Freude herrschte über das wuchtige Ja zur «Ehe für alle» am 26. September 2021 – ein Erfolg für die Grünliberale Partei (GLP). Vor ihr hatten schon andere Parteien das Thema ins Parlament gebracht, es fand aber keine Mehrheit. Politologin Cloé Jans erklärt, wieso sich die GLP in gesellschaftspolitischen Fragen profilieren kann: «Auch linke Parteien – Grüne und SP – engagieren sich in diesem Bereich seit Jahren stark. Im Moment ist es aber sicher so, dass die GLP im Bereich der Gesellschaftspolitik ein relativ stark gefestigtes Profil hat.»
Dies sei nicht zuletzt auch dank der Abstimmung über die «Ehe für alle» so. «In anderen Bereichen fehlt es der GLP noch etwas an klaren Konturen. Es ist sicher gut, wenn man sich dort noch stärker engagiert.»
Doch die GLP will auf der Erfolgsschiene weiterfahren – mit der Legalisierung der Eizellenspende. Sie brachte das Thema in die zuständige Kommission, in der es kaum Widerstand gegen das Anliegen gab. Die Grünen hoffen nun, dass die GLP die Bürgerlichen ins Boot holt.

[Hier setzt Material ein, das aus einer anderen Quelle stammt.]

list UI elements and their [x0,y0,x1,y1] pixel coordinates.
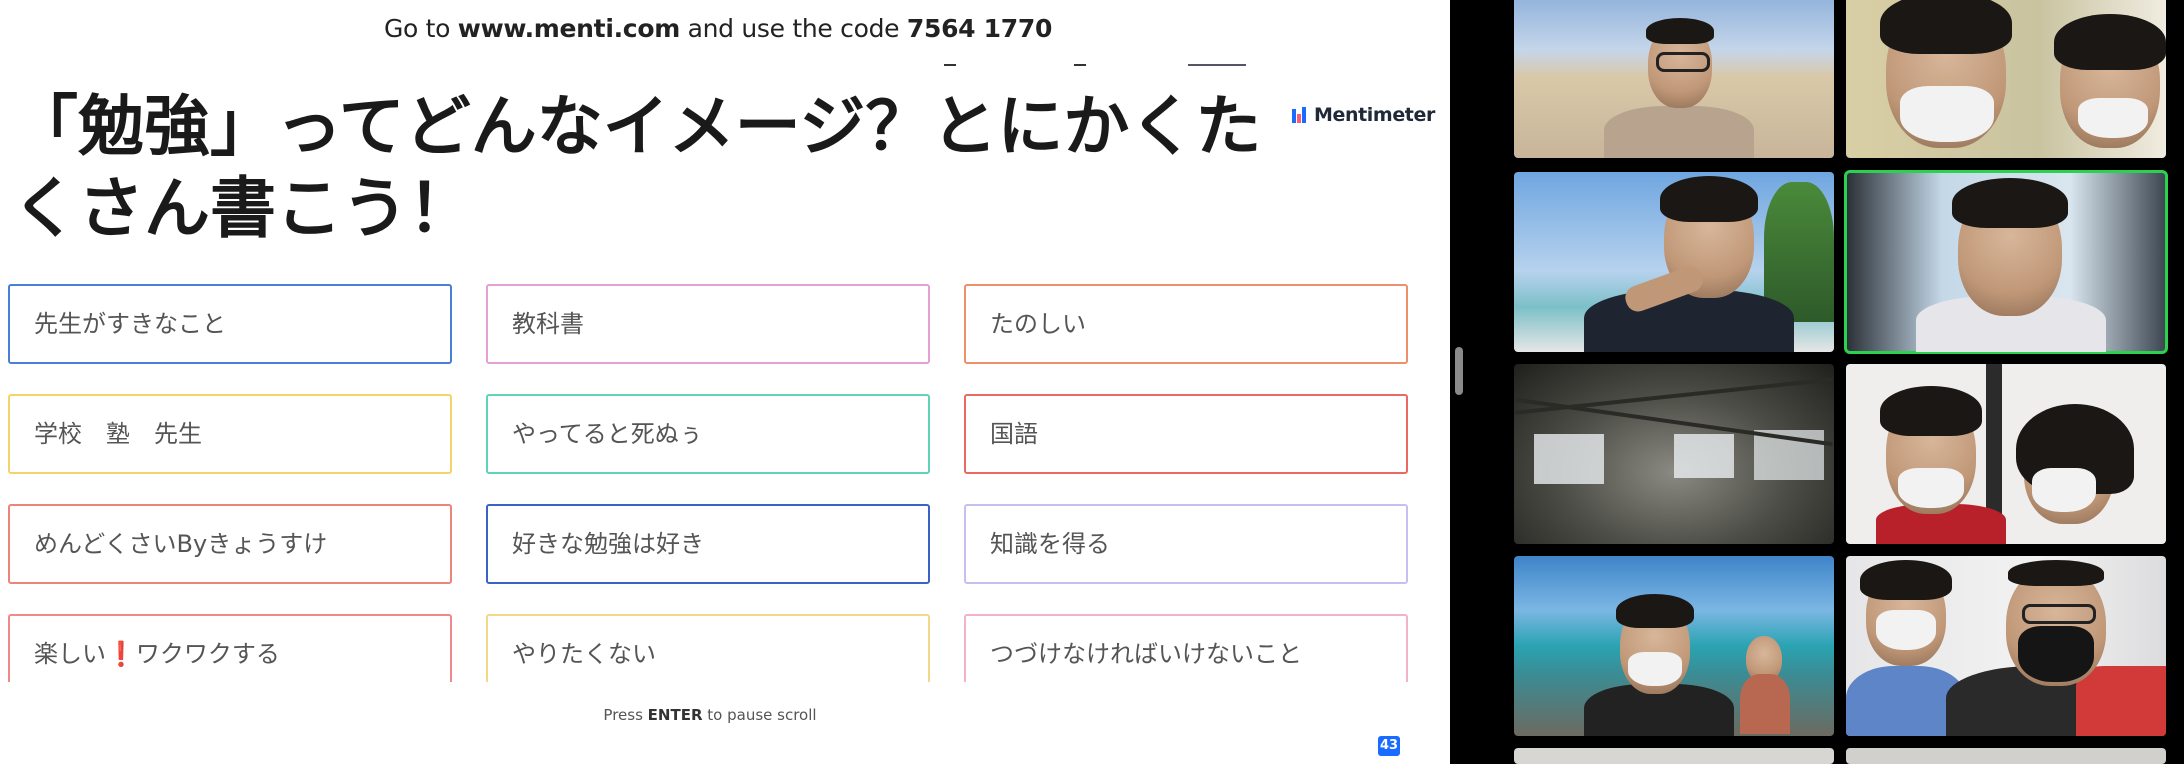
response-text: 先生がすきなこと [34,310,226,338]
response-text: つづけなければいけないこと [990,640,1302,668]
join-middle: and use the code [679,14,907,43]
join-code: 7564 1770 [906,14,1053,43]
participant-video-tile[interactable] [1514,364,1834,544]
participant-video-tile[interactable] [1846,0,2166,158]
response-text: 学校 塾 先生 [34,420,202,448]
participant-video-tile[interactable] [1846,748,2166,764]
divider [1074,64,1086,66]
hint-prefix: Press [603,706,648,724]
response-card: めんどくさいByきょうすけ [8,504,452,584]
split-scroll-handle[interactable] [1455,347,1463,395]
join-url[interactable]: www.menti.com [458,14,680,43]
panel-divider [1436,0,1450,764]
divider [944,64,956,66]
question-title: 「勉強」ってどんなイメージ？とにかくたくさん書こう！ [12,88,1262,247]
response-text: たのしい [990,310,1086,338]
participant-video-tile[interactable] [1514,556,1834,736]
participant-video-tile[interactable] [1514,0,1834,158]
participant-video-tile[interactable] [1846,556,2166,736]
response-card: やってると死ぬぅ [486,394,930,474]
mentimeter-slide: Go to www.menti.com and use the code 756… [0,0,1436,764]
response-text: やりたくない [512,640,656,668]
divider [1188,64,1246,66]
pause-scroll-hint: Press ENTER to pause scroll [0,706,1420,724]
response-card: たのしい [964,284,1408,364]
response-text: 知識を得る [990,530,1110,558]
response-text: 国語 [990,420,1038,448]
hint-key: ENTER [647,706,703,724]
response-card: 先生がすきなこと [8,284,452,364]
brand-name: Mentimeter [1314,104,1435,126]
response-text: めんどくさいByきょうすけ [34,530,328,558]
response-card: 好きな勉強は好き [486,504,930,584]
response-text: やってると死ぬぅ [512,420,703,448]
exclamation-icon: ❗ [106,640,136,668]
response-count-badge: 43 [1378,736,1400,756]
join-prefix: Go to [383,14,458,43]
participant-video-tile-active[interactable] [1844,170,2168,354]
response-card: 知識を得る [964,504,1408,584]
mentimeter-logo-icon [1292,107,1308,123]
response-text: 楽しい [34,640,106,668]
response-grid: 先生がすきなこと 教科書 たのしい学校 塾 先生 やってると死ぬぅ 国語めんどくさいBy… [0,276,1436,682]
mentimeter-brand: Mentimeter [1292,102,1435,128]
join-instructions: Go to www.menti.com and use the code 756… [0,0,1436,58]
response-text: 好きな勉強は好き [512,530,704,558]
participant-video-tile[interactable] [1846,364,2166,544]
hint-suffix: to pause scroll [702,706,817,724]
response-card: やりたくない [486,614,930,682]
response-text-after: ワクワクする [135,640,280,668]
response-card: つづけなければいけないこと [964,614,1408,682]
response-card: 楽しい❗ワクワクする [8,614,452,682]
participant-video-tile[interactable] [1514,748,1834,764]
response-text: 教科書 [512,310,584,338]
response-card: 学校 塾 先生 [8,394,452,474]
response-card: 国語 [964,394,1408,474]
participant-video-tile[interactable] [1514,172,1834,352]
response-card: 教科書 [486,284,930,364]
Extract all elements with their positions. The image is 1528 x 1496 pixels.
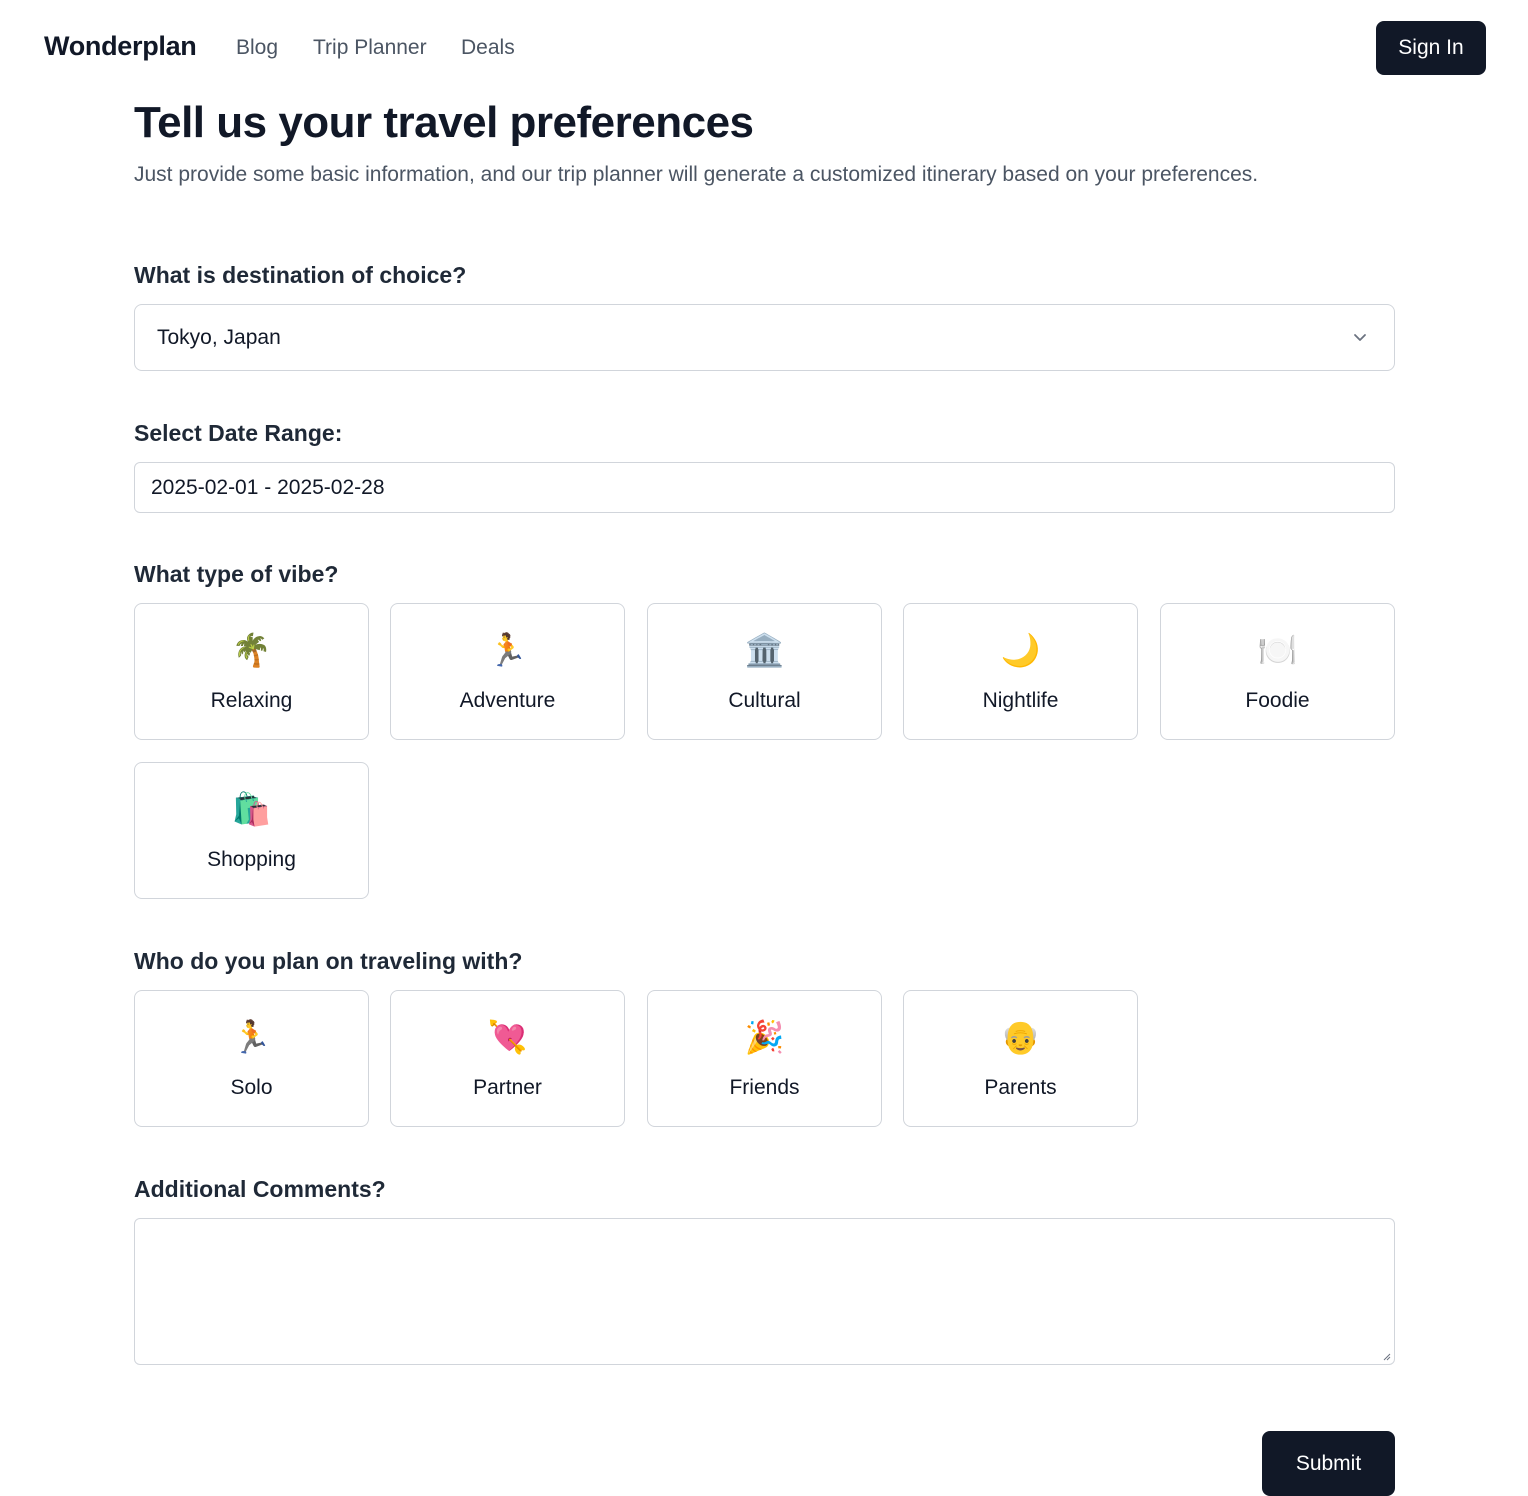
date-range-value: 2025-02-01 - 2025-02-28 — [151, 476, 385, 499]
nav-link-deals[interactable]: Deals — [461, 36, 515, 60]
classical-building-icon: 🏛️ — [744, 632, 785, 668]
companion-option-friends[interactable]: 🎉 Friends — [647, 990, 882, 1127]
vibe-option-label: Cultural — [728, 689, 801, 712]
companion-option-label: Partner — [473, 1076, 542, 1099]
date-range-input[interactable]: 2025-02-01 - 2025-02-28 — [134, 462, 1395, 513]
heart-arrow-icon: 💘 — [487, 1019, 528, 1055]
comments-textarea[interactable] — [134, 1218, 1395, 1365]
nav-link-trip-planner[interactable]: Trip Planner — [313, 36, 427, 60]
resize-handle-icon[interactable] — [1381, 1351, 1391, 1361]
companion-option-parents[interactable]: 👴 Parents — [903, 990, 1138, 1127]
vibe-label: What type of vibe? — [134, 561, 339, 587]
crescent-moon-icon: 🌙 — [1000, 632, 1041, 668]
vibe-option-adventure[interactable]: 🏃 Adventure — [390, 603, 625, 740]
companion-option-partner[interactable]: 💘 Partner — [390, 990, 625, 1127]
companion-option-solo[interactable]: 🏃 Solo — [134, 990, 369, 1127]
vibe-option-label: Relaxing — [210, 689, 293, 712]
vibe-option-label: Adventure — [459, 689, 556, 712]
page-title: Tell us your travel preferences — [134, 98, 754, 147]
chevron-down-icon — [1354, 334, 1366, 341]
vibe-option-relaxing[interactable]: 🌴 Relaxing — [134, 603, 369, 740]
vibe-option-shopping[interactable]: 🛍️ Shopping — [134, 762, 369, 899]
vibe-option-foodie[interactable]: 🍽️ Foodie — [1160, 603, 1395, 740]
plate-cutlery-icon: 🍽️ — [1257, 632, 1298, 668]
vibe-option-cultural[interactable]: 🏛️ Cultural — [647, 603, 882, 740]
date-range-label: Select Date Range: — [134, 420, 343, 446]
top-nav: Wonderplan Blog Trip Planner Deals Sign … — [0, 0, 1528, 98]
older-person-icon: 👴 — [1000, 1019, 1041, 1055]
companion-option-label: Solo — [230, 1076, 273, 1099]
shopping-bags-icon: 🛍️ — [231, 791, 272, 827]
companion-option-label: Friends — [729, 1076, 800, 1099]
destination-select[interactable]: Tokyo, Japan — [134, 304, 1395, 371]
nav-link-blog[interactable]: Blog — [236, 36, 278, 60]
submit-button[interactable]: Submit — [1262, 1431, 1395, 1496]
comments-label: Additional Comments? — [134, 1176, 386, 1202]
runner-icon: 🏃 — [487, 632, 528, 668]
page-subtitle: Just provide some basic information, and… — [134, 163, 1259, 186]
vibe-option-nightlife[interactable]: 🌙 Nightlife — [903, 603, 1138, 740]
logo[interactable]: Wonderplan — [44, 31, 197, 62]
palm-tree-icon: 🌴 — [231, 632, 272, 668]
companion-option-label: Parents — [984, 1076, 1057, 1099]
destination-label: What is destination of choice? — [134, 262, 467, 288]
destination-value: Tokyo, Japan — [157, 326, 281, 349]
vibe-option-label: Nightlife — [982, 689, 1059, 712]
vibe-option-label: Shopping — [207, 848, 296, 871]
party-popper-icon: 🎉 — [744, 1019, 785, 1055]
vibe-option-label: Foodie — [1245, 689, 1310, 712]
runner-icon: 🏃 — [231, 1019, 272, 1055]
sign-in-button[interactable]: Sign In — [1376, 21, 1486, 75]
companions-label: Who do you plan on traveling with? — [134, 948, 523, 974]
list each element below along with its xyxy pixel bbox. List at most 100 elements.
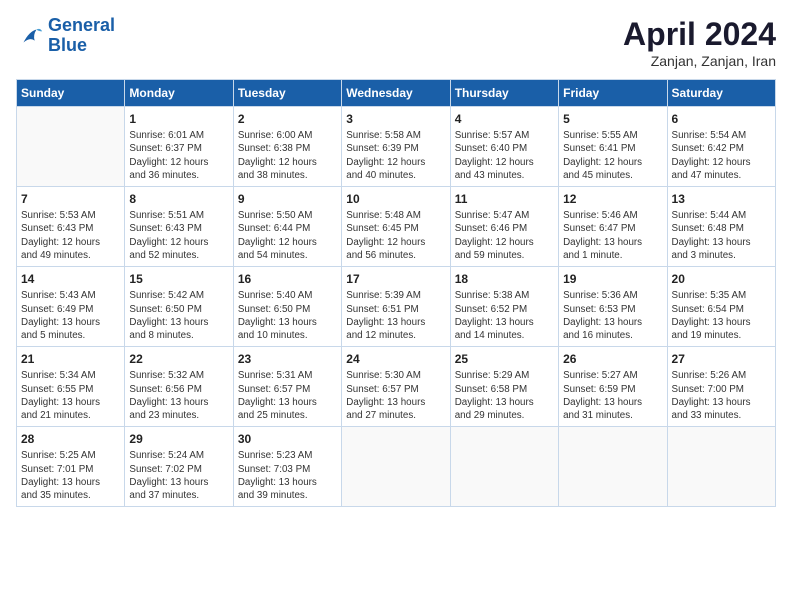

Ich denke nicht, dass die Grünliberalen der Katalysator sind, aber sie helfen mit Mehrheiten.
«Es ist eine progressive Wende im Gang», sagt Aline Trede (Grüne/BE). «Das sehen wir auch im Parlament. Ich denke nicht, dass die Grünliberalen der Katalysator sind, aber sie helfen natürlich mit Mehrheiten. Die Angst vor Vorschlägen, wenn man das Gefühl hat, es sei noch etwas Bürgerliches dran, ist dann im Parlament kleiner.»
Enger Ausgang erwartet
Dennoch wird es für die Legalisierung der Eizellenspende für Ehepaare im Nationalrat eng. Die meisten Mitte-Parlamentarierinnen und -Parlamentarier lehnen sie ab. Noch nicht entschieden hat sich die FDP.
Wir FDP-Frauen haben schon immer grossen Wert auf gesellschaftspolitische Themen gelegt.
Wenn sie – wie zuletzt bei der «Ehe für alle» – ja sagt, reicht es für eine Mehrheit. Sitze im Parlament macht die GLP insbesondere der FDP streitig. Susanne Vincenz-Stauffacher (FDP/SG) sagt: «Ich gönne der GLP natürlich die guten Umfragewerte, und die FDP wird selbstverständlich alles daran setzen, sich auch in gesellschaftspolitischen Themen weiterzuentwickeln. Insbesondere wir FDP-Frauen haben schon immer grossen Wert auf gesellschaftspolitische Themen gelegt.»
Junge Fraktion von Vorteil
Dass die GLP-Fraktion in der Gesellschaftspolitik stark ist, hat wohl auch dazu beigetragen, dass sie gemäss dem letzten SRG-Wahlbarometer zulegt und die FDP verliert. «Es ist sicher so, dass eine Fraktion, die jünger und gleichberechtigter aufgestellt ist, auch diese Themen besser gegen aussen vertreten kann», erklärt Cloé Jans von GFS Bern.
Die FDP sei eine alte Volkspartei, die auf lange Traditionen zurückblicken könne. «Das macht es zuweilen aber auch schwieriger, Grabenkämpfe über den weiteren Verlauf der Parteipositionen auszutragen», so Jans.
Im Parlament bereitet die GLP schon das nächste Thema vor: Diese Woche wird sie Vorstösse für eine vereinfachte Einbürgerung einreichen. Hier muss sie erneut – wie bei der Legalisierung der Eizellenspende – versuchen, Teile der bürgerlichen Ratsmitglieder zu überzeugen.